# what a deal on yard stuff...



## Biblegrove RR (Jan 4, 2008)

I went to Menards because they have 60 lbs. concrete mix for only $2.49! NEVER, I mean never go there without wandering out back to the Bargain bin! I found great deals on metal, lumber, etc. Here is a pic of what I pick up today.








10 bags of concrete mix, broken bags
8 bags of landscape sand for patio pavers etc.
7 bags of various kinds of sand, from play sand to crap sand used for weight in the winter
9 bags of pea gravel
4 bags of "mountain blend"
1 sack of just plain gravel
1 bag of bright red volcano rocks
and a partridge in a pear tree...
TOTAL?
$16


----------



## altterrain (Jan 2, 2008)

That's a deal! 

-Brian


----------



## Spule 4 (Jan 2, 2008)

....and it appears they put them on by lift-truck? So no labor on loading from you maybe? Yes, such a deal. 
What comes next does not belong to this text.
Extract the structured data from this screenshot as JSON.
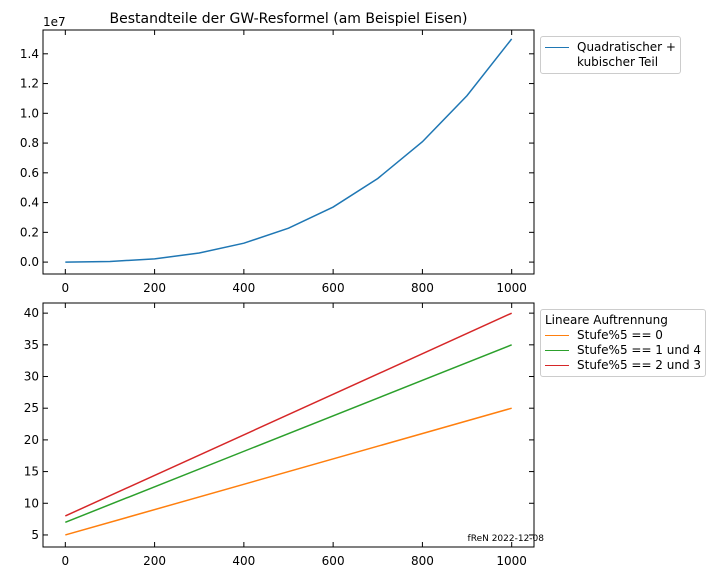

If the pallets are not in bad shape, you can put them on CL (they go for around $1 each here) and maybe even come out better on the deal!


----------



## Seans_World (Aug 14, 2009)

Great deal catch, wish we could come across a deal like that here.


----------



## Biblegrove RR (Jan 4, 2008)

YES, ol' boy loaded it all, they know me pretty well there. hehe I use the pallets to stack the stuff on outside. Concrete inside... 
I love that place, they are ALWAYS, MUCH CHEAPER than Lowe's or Home DePot


----------



## John J (Dec 29, 2007)

I have two 30 Gal Plastic garbage cans of Motar/stucco Mix that were broken bags from Home Depot. That comes in handy when making mountians.


----------